Se armó soberano escándalo en ese barrio, habitado casi en su totalidad por familias muy humildes, casi todas hablachentas y malhabladas por naturaleza. Las lenguasviperinas de las comadres y de los lleva y trae, hacían sardónicos comentarios. Pomponio fue objeto de un unánime repudio por parte de las familias y el hazmerreir de todos los muchachos. Algunos hombres casi llegaron a lincharlo.
A su vez, las mujeres indignadas y avergonzadas por la vil invasión de su pudor, reclamaron airadamente a la dueña de la casa de vecindad por su aparente negligencia. Como secuela, casi todas las inquilinas fueron gradualmente desocupando las habitaciones, y ya nadie quiso alquilarlas de nuevo. Al poco tiempo, el negocio hubo de cerrar sus puertas.
Ese fue el momento cuando, cual reguero de pólvora, salió a relucir, para deleite de las lenguas envenenadas, la inoportuna e inocente confesión que Pomponio había revelado, desde siempre, a sus contertulios, con relación a la malformación congénita de sus genitales: ¡Poseía un sola bola!, la cual yacía visible, como nadando, en su maltratado escroto.
Burlonas expresiones comenzaron a escucharse con machacona frecuencia por todo el barrio
-Miren pues, al chiclano, tan serio que parecía.
Otra burla, dicha con toda la malévola intención:
-Le faltaron bolas para cogerse a esas mujeres.
Nadie podía estar tranquilo en esas circunstancias, menos aún el propio Pomponio, quien tal vez en su fuero interno se sentiría miserable, cargando con un tremendo sentimiento de culpa, para colmo absolutamente humillado y destruido en su autoestima, al considerarse a sí mismo como un sub hombre. Le perturbaba el aspecto de su escroto, arrugado e inútil, por la presencia de un solo testículo.
Casi de inmediato, su familia entró en pánico y se largó apresuradamente del barrio, dejando incluso abandonadas todas sus pertenencias, yendo a dar a su nativa Cumaná, donde piadosamente algunos familiares le darían alojo.
Fueron lamentables y variadas las secuelas que este tragicómico acontecimiento produjo en el barrio, hasta tal punto, que ya no fue más el mismo tranquilo vecindario de siempre.

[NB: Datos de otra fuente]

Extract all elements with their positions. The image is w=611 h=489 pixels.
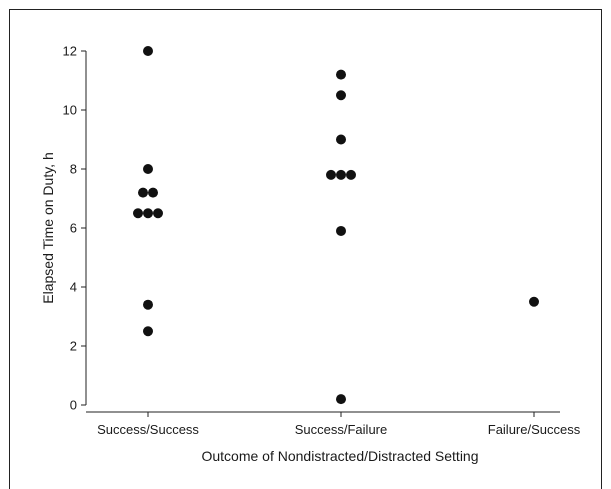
data-points [133, 46, 539, 405]
data-point [326, 169, 336, 180]
y-tick-label: 4 [70, 280, 77, 295]
y-ticks: 0 2 4 6 8 10 12 [63, 44, 86, 413]
y-tick-label: 10 [63, 103, 77, 118]
data-point [153, 208, 163, 219]
data-point [336, 394, 346, 405]
data-point [148, 187, 158, 198]
data-point [336, 69, 346, 80]
y-tick-label: 0 [70, 398, 77, 413]
x-axis-title: Outcome of Nondistracted/Distracted Sett… [201, 448, 478, 464]
data-point [143, 164, 153, 174]
data-point [336, 90, 346, 101]
data-point [336, 134, 346, 145]
axes [85, 51, 560, 413]
data-point [143, 326, 153, 337]
data-point [133, 208, 143, 219]
data-point [529, 296, 539, 307]
y-tick-label: 12 [63, 44, 77, 59]
x-ticks: Success/Success Success/Failure Failure/Su… [97, 412, 581, 437]
data-point [336, 225, 346, 236]
data-point [336, 169, 346, 180]
data-point [346, 169, 356, 180]
data-point [138, 187, 148, 198]
figure-frame [9, 9, 602, 489]
data-point [143, 46, 153, 56]
x-tick-label: Success/Success [97, 422, 199, 437]
y-tick-label: 8 [70, 162, 77, 177]
y-tick-label: 2 [70, 339, 77, 354]
x-tick-label: Failure/Success [488, 422, 581, 437]
x-tick-label: Success/Failure [295, 422, 387, 437]
data-point [143, 299, 153, 310]
y-axis-title: Elapsed Time on Duty, h [40, 152, 56, 303]
y-tick-label: 6 [70, 221, 77, 236]
data-point [143, 208, 153, 219]
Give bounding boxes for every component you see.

Podría decirse que hasta se perdió la inocencia colectiva.
Un barrio que para ese momento ya estaba urbanísticamente consolidado, cuyatoponimia describía bucólicos nombres en sus calles, ahora se vería hondamente trastocada, asociándolo con el detalle de la malformación genital de Pomponio. Tal fue el caso de una de esas calles, precisamente el escenario de la hazaña sexual de Ponponio, que entre ironías y sarcasmos, sus pobladores comenzarían a mofarse y a endosarle un trágico apodo.
La apoteosis de todo aquello, quedó confirmada y conformada algunos años más tarde, cuando, entre gallos y medianoche, una mano anónima removió la lámina de hojalata que rezaba Calle La Veguita, y la reemplazó por otra de la misma textura de hojalata, pero esmerada y magistralmente diseñada, con la inscripción Calle El Chiclano.